We recently finished a solution audit for a very large Sitecore site. The site had serious performance issues (20-30 seconds execution time for some functions and frequent w3wp process crashes) and adding additional beefy servers wasn’t helping in alleviating the situation. We were asked to review the server configuration, solution and code and profile the solution to identify bottlenecks and recommend improvement/fixes.
The code was massively complex and not really easy to understand ,so our analysis of the code didn’t reveal any immediate conclusions other than very heavy use of multi-threaded custom caching… hmmm obviously the items in the cache would have something to do with why this was running slow. Only problem was that the cache was being used for EVERYTHING – even Lucene search results – this would prove important later…

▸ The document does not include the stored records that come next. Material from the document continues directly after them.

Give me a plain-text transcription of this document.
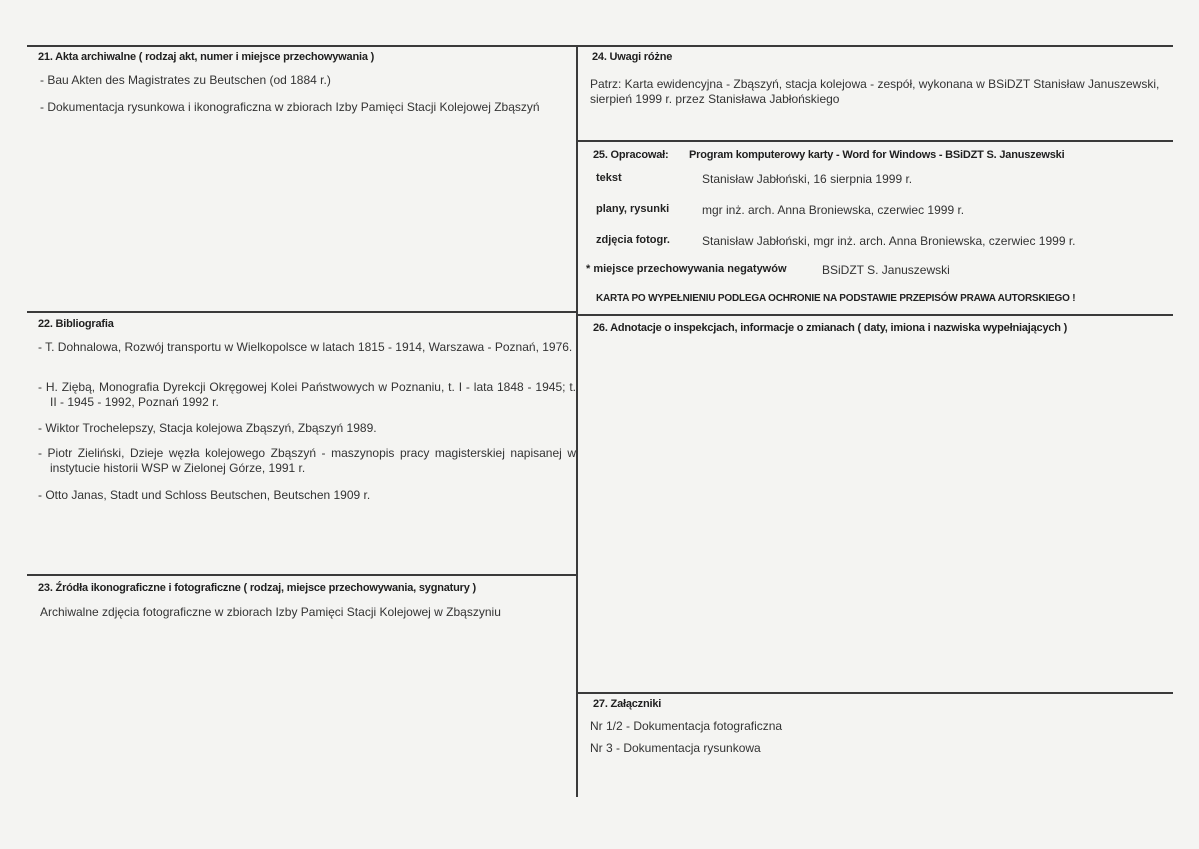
21. Akta archiwalne ( rodzaj akt, numer i miejsce przechowywania )
- Bau Akten des Magistrates zu Beutschen (od 1884 r.)
- Dokumentacja rysunkowa i ikonograficzna w zbiorach Izby Pamięci Stacji Kolejowej Zbąszyń
22. Bibliografia
- T. Dohnalowa, Rozwój transportu w Wielkopolsce w latach 1815 - 1914, Warszawa - Poznań, 1976.
- H. Ziębą, Monografia Dyrekcji Okręgowej Kolei Państwowych w Poznaniu, t. I - lata 1848 - 1945; t. II - 1945 - 1992, Poznań 1992 r.
- Wiktor Trochelepszy, Stacja kolejowa Zbąszyń, Zbąszyń 1989.
- Piotr Zieliński, Dzieje węzła kolejowego Zbąszyń - maszynopis pracy magisterskiej napisanej w instytucie historii WSP w Zielonej Górze, 1991 r.
- Otto Janas, Stadt und Schloss Beutschen, Beutschen 1909 r.
23. Źródła ikonograficzne i fotograficzne ( rodzaj, miejsce przechowywania, sygnatury )
Archiwalne zdjęcia fotograficzne w zbiorach Izby Pamięci Stacji Kolejowej w Zbąszyniu
24. Uwagi różne
Patrz: Karta ewidencyjna - Zbąszyń, stacja kolejowa - zespół, wykonana w BSiDZT Stanisław Januszewski, sierpień 1999 r. przez Stanisława Jabłońskiego
25. Opracował: Program komputerowy karty - Word for Windows - BSiDZT S. Januszewski
tekst	Stanisław Jabłoński, 16 sierpnia 1999 r.
plany, rysunki	mgr inż. arch. Anna Broniewska, czerwiec 1999 r.
zdjęcia fotogr.	Stanisław Jabłoński, mgr inż. arch. Anna Broniewska, czerwiec 1999 r.
* miejsce przechowywania negatywów	BSiDZT S. Januszewski
KARTA PO WYPEŁNIENIU PODLEGA OCHRONIE NA PODSTAWIE PRZEPISÓW PRAWA AUTORSKIEGO !
26. Adnotacje o inspekcjach, informacje o zmianach ( daty, imiona i nazwiska wypełniających )
27. Załączniki
Nr 1/2 - Dokumentacja fotograficzna
Nr 3 - Dokumentacja rysunkowa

Navigating the content tree immediately raised eyebrows: The solution had more than 40000 items – which in itself isn’t a lot, but they were all in a very flat and non-hierarchical structure, which caused Sitecore to run super slow. You might know that Sitecore does NOT recommend having more than I think 100-200 items on the same level (same parent node). In this case, there were many violations of this common sense “rule”.
Bring out the power tools
We decided to use AQTime to profile the solution. AQTime is a fantastic tool. It is basically a performance profiler that you can use to hook up to many different types of applications and solutions to measure their performance and find the bottlenecks.
Initially, we thought it would be best to run the profiler locally (as that normally proves to be sufficient to detect the bottlenecks), but in this case it gave us unrealistic results, as our use of the solution didn’t match that of the users of the live site. So we decided to run it on one of their live servers (slowing it down a bit maybe, but worth it).
The results were clear
Sitecore was running very fast for what it was used for – but the culprit: Lucene.
Surprising!– isn’t Lucene supposed to be used for search? Or to speed up retrieval of Items in an index? Problem was, Lucene was being used incorrectly and on almost every page, there were multiple Lucene calls. The top 20 most heavy functions were accounting to 88-98% of the CPU time spent:
After a bit of profiling we decided to build a test harness to isolate the Lucene related code and performance-test them manually. We quickly found a common pattern between the calls to Lucene – and the two major culprits for performance were:
- Sorting of the results (always a potential hazard when done incorrectly)
- Filtering using RangeQuery – using non tokenized fields (publish date in this case) as boundaries (dates of the string format yyyyMMddHHmmsss) – as you might have guessed it, that causes most items to have to be evaluated against each other (or close to – dependent on the algorithm Lucene uses for these types of string comparisons).Even worse was that the RangeQuery was used from “0″ (start of time) to Datetime.Now (today, now) – so essentially not really filtering anything but potentially future published articles? Made no sense…
An example of this was a simple search call that took 3600 ms before we removed these filters, and took 30 ms after.
The team that had designed and built the system must have known that the Lucene calls were slow (or may be not), but instead of trying to figure out why, they must have decided to cache the results in a multi-threaded cache (with a 2-minute expiration on some results), it was storing up-to-the-minute news…basically a quick-fix to a long-term architectural issue.
As a developer, you have a responsibility to your client. Hiding performance problems by inserting a cache will not solve the problem long term. You have a duty to fix the problem permanently.